Ellen Pompeo and Patrick Dempsey pictured together during the ninth season of "Grey's Anatomy." 
Ellen Pompeo and Patrick Dempsey pictured together during the ninth season of "Grey's Anatomy." 

Pompeo, who now stands as dramatic television’s highest-earning actress, also mentioned the pay disparity between herself and co-star Patrick Dempsey, who was paid almost double her salary at the start of the series.

“The studio and network believed the show could not go on without the male lead,” she continued, referring to Dempsey’s exit in Season 11. “So I had a mission to prove that it could. I was on a double mission.”
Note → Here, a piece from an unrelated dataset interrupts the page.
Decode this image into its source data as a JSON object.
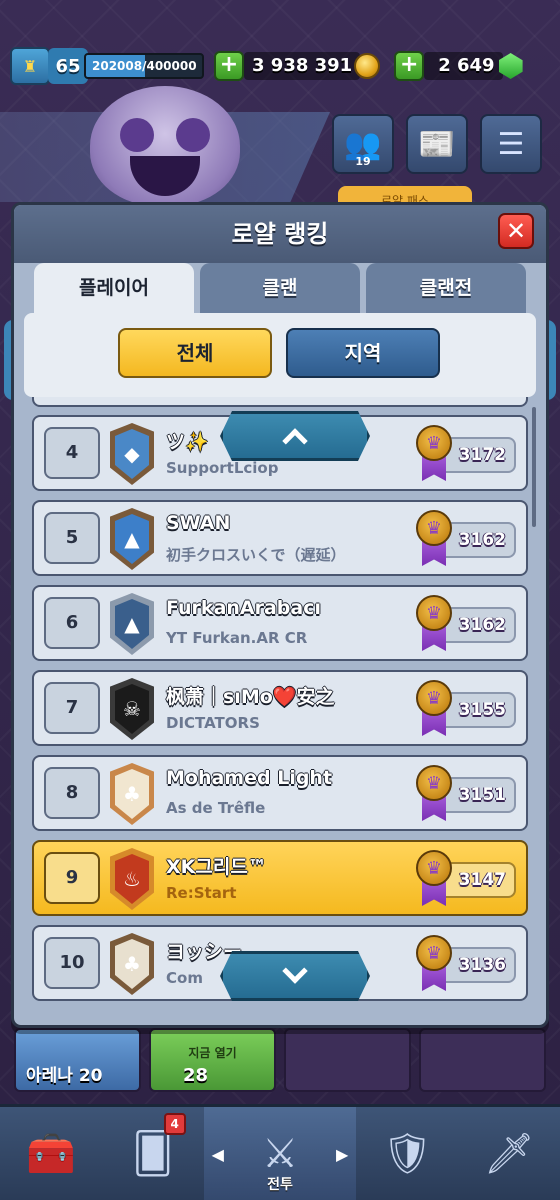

And so she did: “Grey’s Anatomy” recently made history this year as TV’s longest-running medical drama and remains the network’s No. 1 series for the 2018-19 broadcast season.

Still, Pompeo admits that she’s hasn’t “been challenged creatively at all” in recent years.

“Every once in a while we do an amazing storyline,” she said. “But for the last five years, I’ve had other milestones that we were trying to achieve behind the camera.”